Regina Nössler ist eine Autorin, die in der deutschsprachigen Krimi-Landschaft viel zu wenig bekannt ist – obwohl sie nach „Schleierwolken“ mit „Die Putzhilfe“ wieder einen hervorragenden Kriminalroman geschrieben hat, in dem sie gekonnt mit der identifikatorischen Lesart spielt.

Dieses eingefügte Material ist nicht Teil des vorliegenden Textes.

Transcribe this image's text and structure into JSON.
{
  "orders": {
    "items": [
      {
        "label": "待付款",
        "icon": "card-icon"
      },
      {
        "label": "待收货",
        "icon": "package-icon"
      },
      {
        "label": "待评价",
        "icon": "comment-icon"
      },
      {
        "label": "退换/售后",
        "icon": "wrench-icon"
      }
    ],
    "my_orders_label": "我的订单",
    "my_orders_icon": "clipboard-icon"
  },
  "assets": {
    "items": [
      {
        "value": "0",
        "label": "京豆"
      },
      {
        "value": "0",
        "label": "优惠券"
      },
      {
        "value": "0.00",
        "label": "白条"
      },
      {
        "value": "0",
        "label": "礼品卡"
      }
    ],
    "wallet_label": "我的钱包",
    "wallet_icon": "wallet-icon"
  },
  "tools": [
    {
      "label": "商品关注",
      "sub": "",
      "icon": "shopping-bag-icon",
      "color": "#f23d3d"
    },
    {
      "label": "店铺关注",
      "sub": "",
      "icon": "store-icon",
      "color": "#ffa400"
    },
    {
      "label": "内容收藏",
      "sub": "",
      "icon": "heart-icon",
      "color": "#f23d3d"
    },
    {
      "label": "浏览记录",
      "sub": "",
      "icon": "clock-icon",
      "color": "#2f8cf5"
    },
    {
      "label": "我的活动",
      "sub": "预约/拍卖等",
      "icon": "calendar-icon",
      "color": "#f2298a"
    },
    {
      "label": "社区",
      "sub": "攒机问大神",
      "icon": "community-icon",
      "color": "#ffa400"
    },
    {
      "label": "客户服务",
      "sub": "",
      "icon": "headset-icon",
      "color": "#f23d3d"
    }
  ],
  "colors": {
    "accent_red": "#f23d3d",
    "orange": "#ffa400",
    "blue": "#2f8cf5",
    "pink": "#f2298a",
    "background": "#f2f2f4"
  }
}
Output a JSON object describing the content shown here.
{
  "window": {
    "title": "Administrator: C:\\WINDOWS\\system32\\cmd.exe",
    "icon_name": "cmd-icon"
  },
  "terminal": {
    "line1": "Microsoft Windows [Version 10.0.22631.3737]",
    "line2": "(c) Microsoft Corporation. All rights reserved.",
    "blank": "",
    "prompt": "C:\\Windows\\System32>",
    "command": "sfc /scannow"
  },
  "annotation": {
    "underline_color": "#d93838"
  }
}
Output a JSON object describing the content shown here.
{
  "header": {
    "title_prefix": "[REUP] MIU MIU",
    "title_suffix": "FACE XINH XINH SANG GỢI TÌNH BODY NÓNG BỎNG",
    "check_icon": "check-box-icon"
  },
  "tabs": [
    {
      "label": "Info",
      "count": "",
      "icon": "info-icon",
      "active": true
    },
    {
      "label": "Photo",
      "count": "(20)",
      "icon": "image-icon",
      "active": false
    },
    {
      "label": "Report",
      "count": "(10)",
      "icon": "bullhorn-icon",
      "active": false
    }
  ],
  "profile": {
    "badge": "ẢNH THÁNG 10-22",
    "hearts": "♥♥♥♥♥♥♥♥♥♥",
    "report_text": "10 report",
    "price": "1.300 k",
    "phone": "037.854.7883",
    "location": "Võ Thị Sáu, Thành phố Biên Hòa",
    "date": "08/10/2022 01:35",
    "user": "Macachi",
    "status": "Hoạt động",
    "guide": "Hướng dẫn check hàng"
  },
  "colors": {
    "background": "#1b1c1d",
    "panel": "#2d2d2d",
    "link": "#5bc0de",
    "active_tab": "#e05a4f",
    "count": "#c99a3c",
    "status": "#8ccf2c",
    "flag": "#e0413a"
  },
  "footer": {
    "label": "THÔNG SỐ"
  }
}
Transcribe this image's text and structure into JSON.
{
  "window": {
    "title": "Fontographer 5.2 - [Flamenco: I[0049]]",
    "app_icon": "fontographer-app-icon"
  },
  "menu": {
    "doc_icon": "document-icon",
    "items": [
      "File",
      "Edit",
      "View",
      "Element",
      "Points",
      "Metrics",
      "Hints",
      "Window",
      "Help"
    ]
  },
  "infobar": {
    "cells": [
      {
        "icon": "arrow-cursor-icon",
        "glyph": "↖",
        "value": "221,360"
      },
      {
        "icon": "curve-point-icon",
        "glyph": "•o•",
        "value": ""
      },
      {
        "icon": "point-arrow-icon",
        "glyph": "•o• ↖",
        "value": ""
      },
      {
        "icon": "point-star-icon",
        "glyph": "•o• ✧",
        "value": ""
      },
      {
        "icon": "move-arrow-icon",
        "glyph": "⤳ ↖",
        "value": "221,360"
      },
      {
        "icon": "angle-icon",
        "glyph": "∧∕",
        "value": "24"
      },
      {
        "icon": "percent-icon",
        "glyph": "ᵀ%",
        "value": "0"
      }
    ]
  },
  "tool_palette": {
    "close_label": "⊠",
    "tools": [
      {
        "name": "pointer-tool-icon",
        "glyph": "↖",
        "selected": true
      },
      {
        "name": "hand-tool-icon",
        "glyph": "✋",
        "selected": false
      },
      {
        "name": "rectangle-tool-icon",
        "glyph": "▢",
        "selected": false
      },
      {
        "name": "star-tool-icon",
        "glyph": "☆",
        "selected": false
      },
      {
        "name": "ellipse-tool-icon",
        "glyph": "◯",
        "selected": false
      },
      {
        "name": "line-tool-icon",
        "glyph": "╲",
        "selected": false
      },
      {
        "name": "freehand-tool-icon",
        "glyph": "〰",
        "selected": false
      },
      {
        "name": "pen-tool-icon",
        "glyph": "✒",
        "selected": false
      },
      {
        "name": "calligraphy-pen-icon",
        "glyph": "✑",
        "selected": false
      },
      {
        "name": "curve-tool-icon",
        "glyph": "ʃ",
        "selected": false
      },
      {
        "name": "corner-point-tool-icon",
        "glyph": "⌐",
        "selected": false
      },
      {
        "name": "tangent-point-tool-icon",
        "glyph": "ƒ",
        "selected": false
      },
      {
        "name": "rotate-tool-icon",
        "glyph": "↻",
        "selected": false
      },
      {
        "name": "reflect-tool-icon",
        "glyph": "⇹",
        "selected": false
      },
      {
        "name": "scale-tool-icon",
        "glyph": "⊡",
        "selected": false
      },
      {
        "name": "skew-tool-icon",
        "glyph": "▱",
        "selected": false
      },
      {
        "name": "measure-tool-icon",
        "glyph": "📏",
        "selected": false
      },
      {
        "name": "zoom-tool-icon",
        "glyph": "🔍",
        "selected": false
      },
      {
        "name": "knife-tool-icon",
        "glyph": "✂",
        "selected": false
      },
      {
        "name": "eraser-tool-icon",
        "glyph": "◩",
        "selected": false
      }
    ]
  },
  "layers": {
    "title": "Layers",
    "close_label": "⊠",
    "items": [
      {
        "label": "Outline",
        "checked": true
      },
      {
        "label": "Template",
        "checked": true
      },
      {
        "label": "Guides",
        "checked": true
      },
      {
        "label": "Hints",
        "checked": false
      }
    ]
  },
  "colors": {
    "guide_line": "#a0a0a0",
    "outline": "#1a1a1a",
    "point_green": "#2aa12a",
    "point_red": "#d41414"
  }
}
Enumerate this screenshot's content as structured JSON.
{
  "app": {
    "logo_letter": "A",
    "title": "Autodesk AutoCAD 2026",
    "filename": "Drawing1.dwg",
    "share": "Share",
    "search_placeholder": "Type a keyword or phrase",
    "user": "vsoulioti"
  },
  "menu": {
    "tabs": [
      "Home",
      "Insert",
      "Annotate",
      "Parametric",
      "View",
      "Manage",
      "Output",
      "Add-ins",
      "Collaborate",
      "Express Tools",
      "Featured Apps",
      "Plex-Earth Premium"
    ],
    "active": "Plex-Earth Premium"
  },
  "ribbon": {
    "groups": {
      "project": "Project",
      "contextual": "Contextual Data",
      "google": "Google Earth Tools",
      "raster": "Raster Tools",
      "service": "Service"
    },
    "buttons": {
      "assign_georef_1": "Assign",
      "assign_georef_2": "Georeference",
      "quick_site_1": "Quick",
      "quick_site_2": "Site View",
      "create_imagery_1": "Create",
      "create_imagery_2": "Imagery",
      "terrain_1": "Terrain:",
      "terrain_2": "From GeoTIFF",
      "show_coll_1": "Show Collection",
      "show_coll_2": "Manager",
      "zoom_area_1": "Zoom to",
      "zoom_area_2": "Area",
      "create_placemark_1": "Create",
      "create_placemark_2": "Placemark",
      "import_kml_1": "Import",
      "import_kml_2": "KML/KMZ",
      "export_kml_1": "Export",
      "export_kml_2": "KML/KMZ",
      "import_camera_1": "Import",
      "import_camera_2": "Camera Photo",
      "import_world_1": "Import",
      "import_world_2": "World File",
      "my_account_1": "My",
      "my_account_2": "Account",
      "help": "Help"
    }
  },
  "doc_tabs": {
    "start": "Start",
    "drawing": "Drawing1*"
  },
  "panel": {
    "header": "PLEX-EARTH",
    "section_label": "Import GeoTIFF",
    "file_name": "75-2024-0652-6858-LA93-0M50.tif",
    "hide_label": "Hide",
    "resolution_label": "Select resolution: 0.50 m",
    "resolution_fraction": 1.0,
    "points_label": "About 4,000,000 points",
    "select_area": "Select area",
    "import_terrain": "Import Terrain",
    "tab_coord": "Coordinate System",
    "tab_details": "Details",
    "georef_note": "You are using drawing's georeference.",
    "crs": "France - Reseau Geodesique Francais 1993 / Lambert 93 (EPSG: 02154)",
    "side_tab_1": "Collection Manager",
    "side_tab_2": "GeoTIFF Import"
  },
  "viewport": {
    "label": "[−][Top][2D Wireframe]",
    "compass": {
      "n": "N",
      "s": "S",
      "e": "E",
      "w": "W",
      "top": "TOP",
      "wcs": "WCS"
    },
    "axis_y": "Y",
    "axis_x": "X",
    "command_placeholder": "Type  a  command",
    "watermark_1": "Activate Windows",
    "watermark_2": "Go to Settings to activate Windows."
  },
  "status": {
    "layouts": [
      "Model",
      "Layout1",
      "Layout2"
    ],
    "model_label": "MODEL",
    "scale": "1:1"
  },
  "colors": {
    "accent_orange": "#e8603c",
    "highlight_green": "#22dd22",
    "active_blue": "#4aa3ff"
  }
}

Niemand darf wissen, wohin sie flieht: An einem Tag im November verlässt Franziska Oswald ihr Leben in einem kleinen Ort. Sie wirkt aufgelöst, gehetzt, geht aber dennoch planvoll vor und setzt sich schließlich in den ersten Fernzug, der kommt. So landet sie in Berlin. Statt in einem gediegenen Haus wohnt sie fortan in einer dunklen Hinterhofwohnung in Neukölln, statt als Soziologin an der Universität arbeitet sie bald als Putzhilfe bei der resoluten Henny Mangold in Dahlem, die sie zufällig im Museum kennengelernt hat. Ständig ist sie besorgt, dass ihr jemand auf der Spur sein könnte, insbesondere ihr Ehemann Johannes. Dabei übersieht sie, dass die Teenagerin Sina sie ins Visier genommen hat. Franziska wirkt einfach wie ein sehr leichtes Opfer und Sina ist gerade langweilig.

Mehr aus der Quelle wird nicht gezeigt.